Small liberal arts colleges have been shaky for years. Enrollments have slumped, endowments have been drained. Many schools have piled on debt in a building boom fueled by competition for students.
Most offer courses online, but online classes don't pay the bills. Small schools survive only by providing an expensive, in-person college experience. And Carlson said the pandemic shreds that business model, and threatens to trigger the higher education equivalent of a mass extinction.
"It's kind of sad," he said. "These colleges are unique, little entities all on their own, and each one of them provides a unique spin on higher education."
'Servant leadership'
Sterling College, for instance, leans heavily on a particular interpretation of Christianity. Guarding the front door of the classic, old limestone building that anchors campus is a statue of Christ — not being tortured on the cross, but humbly washing the feet of a disciple. "Servant leadership," as anyone here will tell you, guides the campus ethic.
But football keeps the lights on here.
"We do have a good football team," said Sterling's athletic director, Scott Downing. "They've been fairly successful the last dozen years and been to the national playoffs, won the conference championship."
The team helps bring the students together, but more importantly, it drives enrollment.
"With a football team number of about 125 to 135 student-athletes, quite a bit of our student body is involved in that sport," Downing said.
That's an understatement. There are only about 500 students on campus in a given year, one in four is on the football team. And there are 20 other sports.
The chance to play college sports is a major selling point for schools like Sterling. It drives enrollment. But in a pandemic, sports can be vectors for disease. And Jed Miller, who's finishing his degree at Sterling online next year, said that's another vulnerability.
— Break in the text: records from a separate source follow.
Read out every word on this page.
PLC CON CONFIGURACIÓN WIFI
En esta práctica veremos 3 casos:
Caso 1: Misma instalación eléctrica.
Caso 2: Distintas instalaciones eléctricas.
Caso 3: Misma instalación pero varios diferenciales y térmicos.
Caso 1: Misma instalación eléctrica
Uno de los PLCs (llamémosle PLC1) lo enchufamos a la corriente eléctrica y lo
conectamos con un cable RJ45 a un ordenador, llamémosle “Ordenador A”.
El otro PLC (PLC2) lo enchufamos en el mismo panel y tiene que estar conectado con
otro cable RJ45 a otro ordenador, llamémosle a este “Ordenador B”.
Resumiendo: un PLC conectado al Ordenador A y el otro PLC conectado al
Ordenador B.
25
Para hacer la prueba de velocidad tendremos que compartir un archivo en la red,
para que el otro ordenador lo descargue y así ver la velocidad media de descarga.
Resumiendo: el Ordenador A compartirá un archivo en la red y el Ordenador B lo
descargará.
"If COVID defeats the athletic season this year, it will probably defeat a lot of small colleges," he said. "And as a result, hurt a lot of small towns ... badly."
So, the same colleges that keep some small towns vibrant now pose a particular threat to public health.
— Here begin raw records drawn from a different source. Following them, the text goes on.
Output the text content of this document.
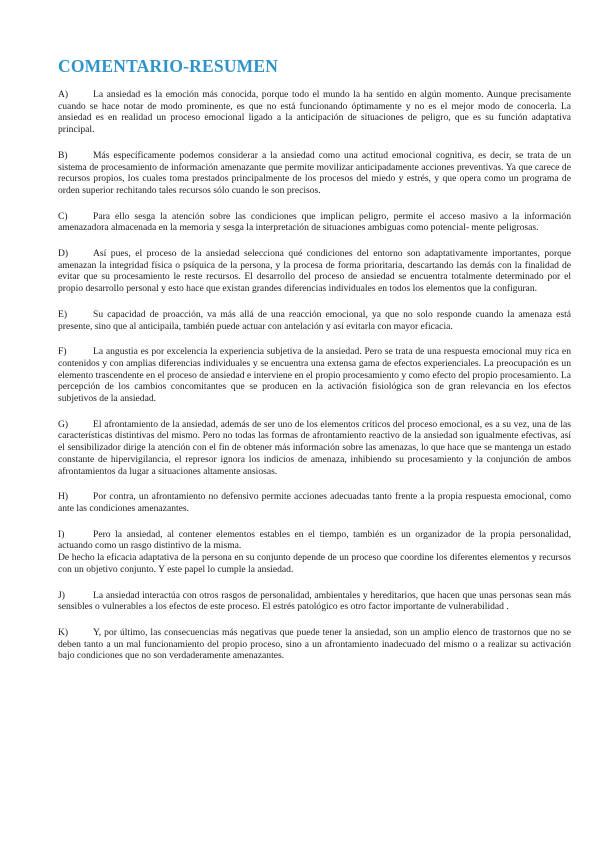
COMENTARIO-RESUMEN

A)	La ansiedad es la emoción más conocida, porque todo el mundo la ha sentido en algún momento. Aunque precisamente cuando se hace notar de modo prominente, es que no está funcionando óptimamente y no es el mejor modo de conocerla. La ansiedad es en realidad un proceso emocional ligado a la anticipación de situaciones de peligro, que es su función adaptativa principal.

B)	Más específicamente podemos considerar a la ansiedad como una actitud emocional cognitiva, es decir, se trata de un sistema de procesamiento de información amenazante que permite movilizar anticipadamente acciones preventivas. Ya que carece de recursos propios, los cuales toma prestados principalmente de los procesos del miedo y estrés, y que opera como un programa de orden superior rechitando tales recursos sólo cuando le son precisos.

C)	Para ello sesga la atención sobre las condiciones que implican peligro, permite el acceso masivo a la información amenazadora almacenada en la memoria y sesga la interpretación de situaciones ambiguas como potencial- mente peligrosas.

D)	Así pues, el proceso de la ansiedad selecciona qué condiciones del entorno son adaptativamente importantes, porque amenazan la integridad física o psíquica de la persona, y la procesa de forma prioritaria, descartando las demás con la finalidad de evitar que su procesamiento le reste recursos. El desarrollo del proceso de ansiedad se encuentra totalmente determinado por el propio desarrollo personal y esto hace que existan grandes diferencias individuales en todos los elementos que la configuran.

E)	Su capacidad de proacción, va más allá de una reacción emocional, ya que no solo responde cuando la amenaza está presente, sino que al anticipaila, también puede actuar con antelación y así evitarla con mayor eficacia.

F)	La angustia es por excelencia la experiencia subjetiva de la ansiedad. Pero se trata de una respuesta emocional muy rica en contenidos y con amplias diferencias individuales y se encuentra una extensa gama de efectos experienciales. La preocupación es un elemento trascendente en el proceso de ansiedad e interviene en el propio procesamiento y como efecto del propio procesamiento. La percepción de los cambios concomitantes que se producen en la activación fisiológica son de gran relevancia en los efectos subjetivos de la ansiedad.

G)	El afrontamiento de la ansiedad, además de ser uno de los elementos críticos del proceso emocional, es a su vez, una de las características distintivas del mismo. Pero no todas las formas de afrontamiento reactivo de la ansiedad son igualmente efectivas, así el sensibilizador dirige la atención con el fin de obtener más información sobre las amenazas, lo que hace que se mantenga un estado constante de hipervigilancia, el represor ignora los indicios de amenaza, inhibiendo su procesamiento y la conjunción de ambos afrontamientos da lugar a situaciones altamente ansiosas.

H)	Por contra, un afrontamiento no defensivo permite acciones adecuadas tanto frente a la propia respuesta emocional, como ante las condiciones amenazantes.

I)	Pero la ansiedad, al contener elementos estables en el tiempo, también es un organizador de la propia personalidad, actuando como un rasgo distintivo de la misma.
De hecho la eficacia adaptativa de la persona en su conjunto depende de un proceso que coordine los diferentes elementos y recursos con un objetivo conjunto. Y este papel lo cumple la ansiedad.

J)	La ansiedad interactúa con otros rasgos de personalidad, ambientales y hereditarios, que hacen que unas personas sean más sensibles o vulnerables a los efectos de este proceso. El estrés patológico es otro factor importante de vulnerabilidad .

K)	Y, por último, las consecuencias más negativas que puede tener la ansiedad, son un amplio elenco de trastornos que no se deben tanto a un mal funcionamiento del propio proceso, sino a un afrontamiento inadecuado del mismo o a realizar su activación bajo condiciones que no son verdaderamente amenazantes.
"The college probably is the most dangerous element for us in terms of COVID," said Kristina Darnauer, a family practice doctor in Sterling. "It potentially brings back students from all over the U.S. who have variable levels of exposure."
Darnauer is torn. She loves Sterling, loves the college, and fully appreciates how important it is to the school and the town that college ramp almost as normal this fall.
But she's got patients to care for. And she said this county, with only one hospital and no intensive care unit is not ready for a cluster of coronavirus cases.
"If we have a huge outbreak," Darnauer said, "we're going to be out of resources very quickly."
A new era
Small colleges and college towns across much of the country face the same worries.
But some analysts say that a pruning of universities may prove inevitable, and that the coronavirus has only sped up the thinning of the higher education herd.
"I actually see the future of higher education, broadly speaking, as entering a new golden age," said Richard Price, a research fellow at the Clayton Christensen Institute. It's a think tank that presses for dramatic change in institutions.
Price said the pandemic may hasten the evolution to better online classes, and a public education system that's much more accessible and equitable.
"The traditional model, it was originally for the landed elite and it wasn't for all genders," Price said. "It wasn't for all races. And that is slowly getting phased out along with some older business models that aren't pivoting well."
Price thinks many little colleges will adapt. Lots of them have cheated death before. But he said there's little doubt that this time next year the United States will have fewer colleges.
Folks in Sterling, Kansas hope and, yes, pray, that Sterling College is among the survivors.